November's case of the month goes to the lovely Molly. At this time of year we are all used to having runny noses but did you know that cats can have similar problems.
Poor Molly had a horrible nasal discharge, worst still no fingers or tissues to blow it clean. With thick green discharge coming from her nostrils she obviously felt miserable, putting her off her food and making her loose weight. As a petite chocolate brown Burmese cat she really couldn't afford to loose any weight either.
As you would expect Molly was given antibiotics - these helped but as soon as the antibiotics wore off the discharge would come straight back again. Historically Molly had undergone surgery on her throat years ago for a polyp at her previous veterinary surgery - with a very sensitive throat she had suffered some post operative complications at the time resulting in a feeding tube placement and a long stay in hospital. Obviously we were very keen to avoid further surgery but with swab results yielding no growth it was decided to anaesthetise Molly for a good look down her throat and nose and some imaging.

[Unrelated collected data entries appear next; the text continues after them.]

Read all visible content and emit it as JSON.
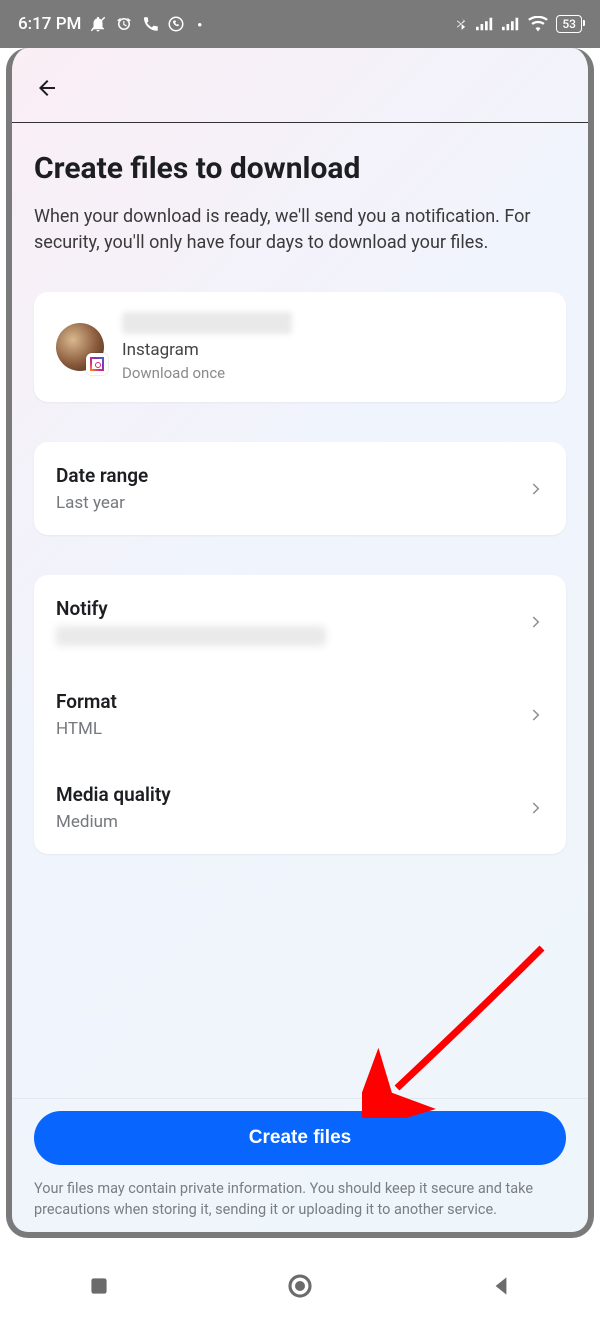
{
  "status": {
    "time": "6:17 PM",
    "battery": "53"
  },
  "page": {
    "title": "Create files to download",
    "subtitle": "When your download is ready, we'll send you a notification. For security, you'll only have four days to download your files."
  },
  "account": {
    "platform": "Instagram",
    "frequency": "Download once"
  },
  "settings": {
    "date_range": {
      "label": "Date range",
      "value": "Last year"
    },
    "notify": {
      "label": "Notify",
      "value": ""
    },
    "format": {
      "label": "Format",
      "value": "HTML"
    },
    "media_quality": {
      "label": "Media quality",
      "value": "Medium"
    }
  },
  "cta": {
    "button": "Create files",
    "disclaimer": "Your files may contain private information. You should keep it secure and take precautions when storing it, sending it or uploading it to another service."
  }
}
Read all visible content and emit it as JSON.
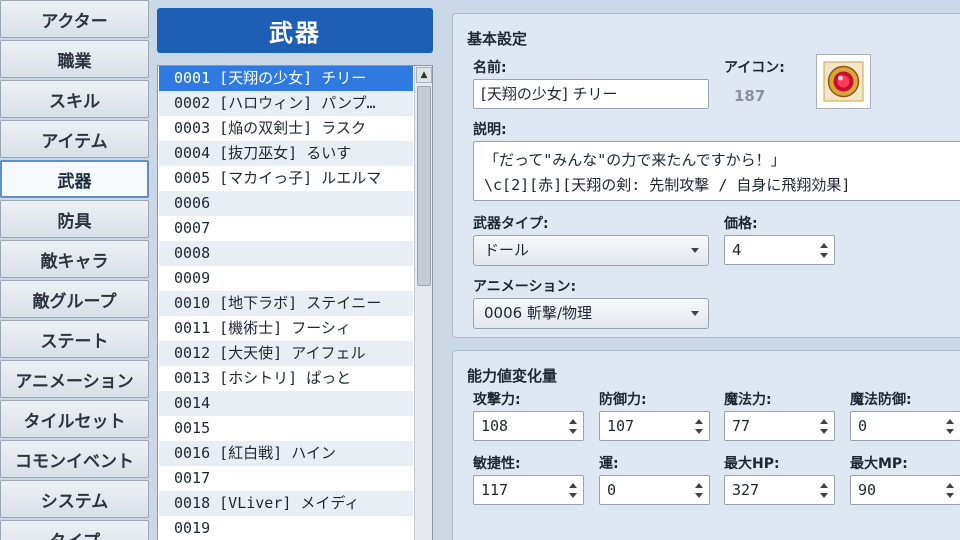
{
  "sidebar": {
    "items": [
      {
        "label": "アクター"
      },
      {
        "label": "職業"
      },
      {
        "label": "スキル"
      },
      {
        "label": "アイテム"
      },
      {
        "label": "武器"
      },
      {
        "label": "防具"
      },
      {
        "label": "敵キャラ"
      },
      {
        "label": "敵グループ"
      },
      {
        "label": "ステート"
      },
      {
        "label": "アニメーション"
      },
      {
        "label": "タイルセット"
      },
      {
        "label": "コモンイベント"
      },
      {
        "label": "システム"
      },
      {
        "label": "タイプ"
      }
    ],
    "active_index": 4
  },
  "list": {
    "title": "武器",
    "selected_index": 0,
    "rows": [
      {
        "text": "0001 [天翔の少女] チリー"
      },
      {
        "text": "0002 [ハロウィン] パンプ…"
      },
      {
        "text": "0003 [焔の双剣士] ラスク"
      },
      {
        "text": "0004 [抜刀巫女] るいす"
      },
      {
        "text": "0005 [マカイっ子] ルエルマ"
      },
      {
        "text": "0006"
      },
      {
        "text": "0007"
      },
      {
        "text": "0008"
      },
      {
        "text": "0009"
      },
      {
        "text": "0010 [地下ラボ] ステイニー"
      },
      {
        "text": "0011 [機術士] フーシィ"
      },
      {
        "text": "0012 [大天使] アイフェル"
      },
      {
        "text": "0013 [ホシトリ] ぱっと"
      },
      {
        "text": "0014"
      },
      {
        "text": "0015"
      },
      {
        "text": "0016 [紅白戦] ハイン"
      },
      {
        "text": "0017"
      },
      {
        "text": "0018 [VLiver] メイディ"
      },
      {
        "text": "0019"
      }
    ]
  },
  "basic": {
    "title": "基本設定",
    "name_label": "名前:",
    "name_value": "[天翔の少女] チリー",
    "icon_label": "アイコン:",
    "icon_index": "187",
    "icon_name": "red-orb-icon",
    "desc_label": "説明:",
    "desc_lines": [
      "「だって\"みんな\"の力で来たんですから！」",
      "\\c[2][赤][天翔の剣: 先制攻撃 / 自身に飛翔効果]"
    ],
    "wtype_label": "武器タイプ:",
    "wtype_value": "ドール",
    "price_label": "価格:",
    "price_value": "4",
    "anim_label": "アニメーション:",
    "anim_value": "0006 斬撃/物理"
  },
  "params": {
    "title": "能力値変化量",
    "items": [
      {
        "label": "攻撃力:",
        "value": "108"
      },
      {
        "label": "防御力:",
        "value": "107"
      },
      {
        "label": "魔法力:",
        "value": "77"
      },
      {
        "label": "魔法防御:",
        "value": "0"
      },
      {
        "label": "敏捷性:",
        "value": "117"
      },
      {
        "label": "運:",
        "value": "0"
      },
      {
        "label": "最大HP:",
        "value": "327"
      },
      {
        "label": "最大MP:",
        "value": "90"
      }
    ]
  },
  "colors": {
    "header_blue": "#1c5fb4",
    "selection_blue": "#2f7ae0",
    "panel_bg": "#dfe8f2",
    "window_bg": "#c9d7e6"
  }
}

Once Molly was anaethetised it very quickly became apparent that her larynx and nose were not happy at all! Her larynx was incredibly inflamed and all lumpy as you can see in the pictures below, for comparison there is also a picture of a normal feline larynx side by side.
The larynx is the delicate organ at the back of your mouth which is the opening to your airway, the trachea. In simple terms it is responsible for allowing air to pass through but keeping food and water out, which then is bypassed into your oesophagus and then onto your stomach!
Given that her entire larynx was affected and thus was not a candidate for surgery and x-rays of her nose (see above) showed no sign of any tumours or foreign body. The nose was flushed with copious amounts of horrible green mucous removed. We knew from previous blood samples that Molly was otherwise healthy so it was decided against biopsies which ran the risk of complications and medical solutions were sought.
As Molly responded temporarily to antibiotics the green discharge is most likely a secondary bacterial infection, essentially bacteria like easy places to live and if you have a very inflamed larynx producing lots of mucous they love to move in.
A course of antibiotics given by injection (one injection every two weeks with no tablets!) was prescribed in combination with some anti-inflammatories and a drug to make the thick mucous less viscous were given.
Within a week Molly was much better, having regained her voice and a very healthy appetite! The mucous is now clear and much less with no sneezing or signs that Molly is feeling poorly.
Hopefully with time this chronic hyperplastic tissue will completely settle down. Although we are not sure what has caused this reaction some form of allergic reaction/upper airway disease has to be suspected especially given her improvement with the medication.
At this rate Molly is on track to enjoy her Christmas dinner just like the rest of us!